Bing, Monty and Bob were among the survivors and despite a few scrapes and scars the dogs had braved the worst of it. He was still recovering from the shrapnel wounds he had sustained in the mortar attack but Operation Overlord wasn’t over and this time it was Bing’s skill as a mine detection dog that was in demand. For the next few weeks he joined No 1 Dog Platoon the Royal Engineers’ team of dogs sniffing out deadly ‘shoe mines’ which had been laid in their thousands by enemy troops during their occupation of the town of Bayeux. After hearing, from Ken, all about Bing’s work protecting the men of the 6th Airborne Division the Engineers knew they were in safe hands.

After 77 days, on 21 August 1944 – the Allies were victorious thanks to their superior stealth and tactics. The Normandy Campaign was over.

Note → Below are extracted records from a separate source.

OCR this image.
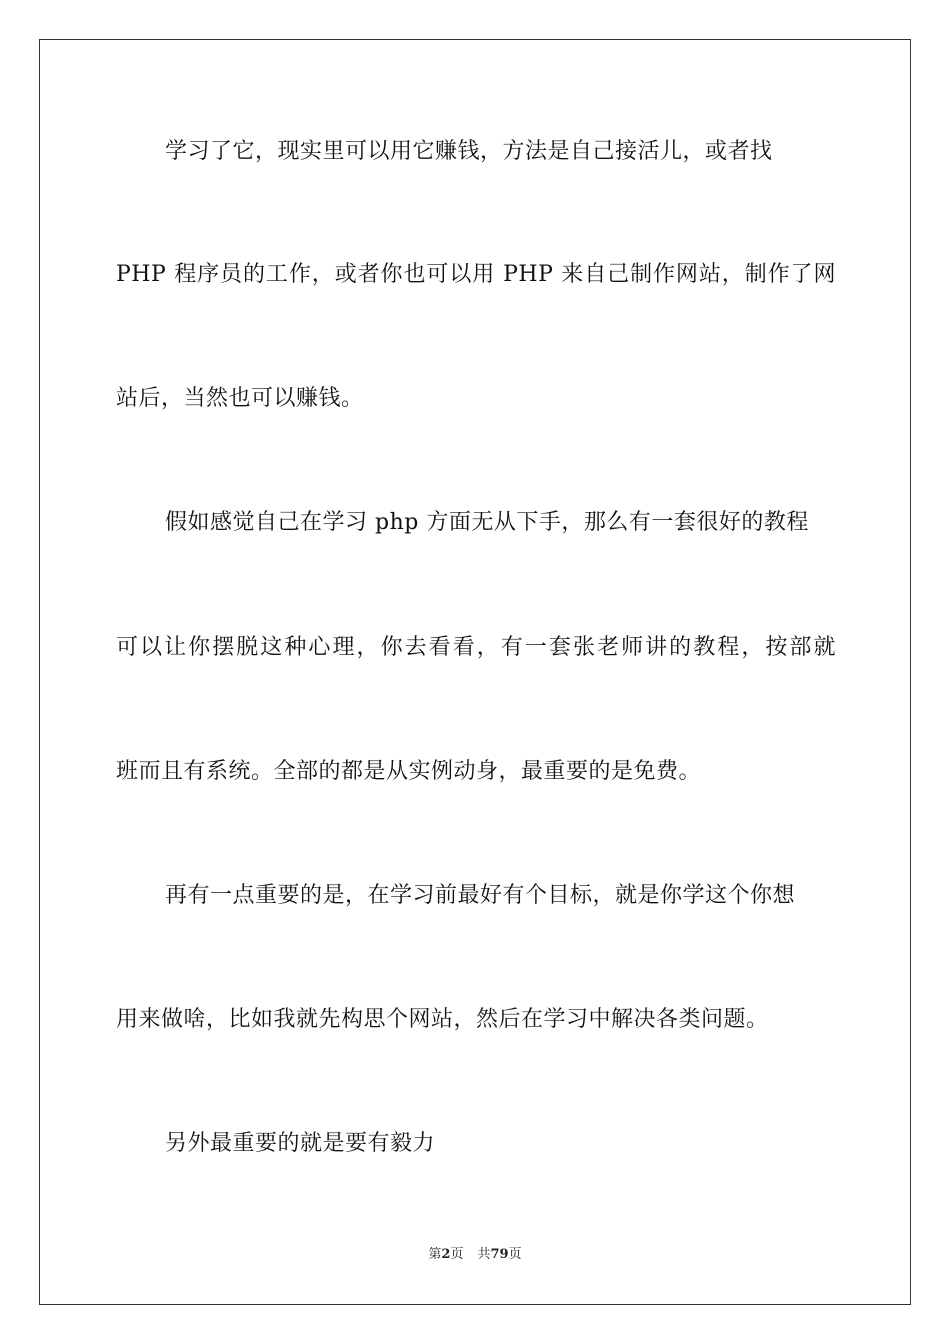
学习了它，现实里可以用它赚钱，方法是自己接活儿，或者找
PHP 程序员的工作，或者你也可以用 PHP 来自己制作网站，制作了网
站后，当然也可以赚钱。
假如感觉自己在学习 php 方面无从下手，那么有一套很好的教程
可以让你摆脱这种心理，你去看看，有一套张老师讲的教程，按部就
班而且有系统。全部的都是从实例动身，最重要的是免费。
再有一点重要的是，在学习前最好有个目标，就是你学这个你想
用来做啥，比如我就先构思个网站，然后在学习中解决各类问题。
另外最重要的就是要有毅力
第2页 共79页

Image: Bing receiving his PDSA Dickin Medal. The Airborne Assault Museum IWM, Duxford.

Going home

By September the D-Day dogs were heading home and, for the next six-months Bing, Monty and Rob would call the quarantine kennels in Cheshire their home. Parting from their handlers was emotional - they had faced death together and, somehow, survived.

While Bing crossed off his days in quarantine Betty Fetch was planning her surprise visit to see the dog she had called Brian. The War Office had been in touch to say that her brave dog was home and not only had he survived his duties on D-Day but he was regarded by the Parachute Regiment, and his country, as a life-saving hero. In March 1947 Bing (who would be listed under his original, family name of Brian) was awarded the highest honour for his courage in conflict – the PDSA Dickin Medal. The award, instituted by animal welfare pioneer Maria Dickin, is recognised internationally as the ‘Animals’ Victoria Cross’. Bing wore his Medal with pride.

‘Rest in peace brave soldier’

Bing lived out the rest of his life in peace back home in Leicester. When he died he was laid to rest in the PDSA Animal Cemetery in Ilford where his funeral was conducted with full military honours. His inscription on his headstone honours his wartime heroism. Bing’s exploits are still honoured by the Parachute Regiment today. The men he protected ensured that their Para Dog will never be forgotten. Their memorial to him bears the inscription: “Rest in peace brave soldier and companion.”

Perhaps the ultimate memorial to the contribution of dogs to the D-Day landings is the shared grave of Private Emil Corteil and his dog Glen at the military cemetery at Ranville.  Man and dog died side-by-side and were laid to rest together. The Army gave special permission for this to happen. Perhaps it was felt the 19- year-old and his faithful dog had died together for their country and should be together ever after. The inscription on the headstone was provided by the soldier’s parents and reads: “Had you known our boy you would have loved him too. Glen, his Paratroop dog, was killed with him.”

Operation Overlord was the most decisive invasion of WWII involving over 150,000 British, Canadian and US troops. Under the cover of darkness they reached the Normandy coast, some by air and others by sea, and amongst them a fearless band of canines trained to do their duty for God and country. The D-Day dogs accompanied the men into battle and helped assure freedom and peace.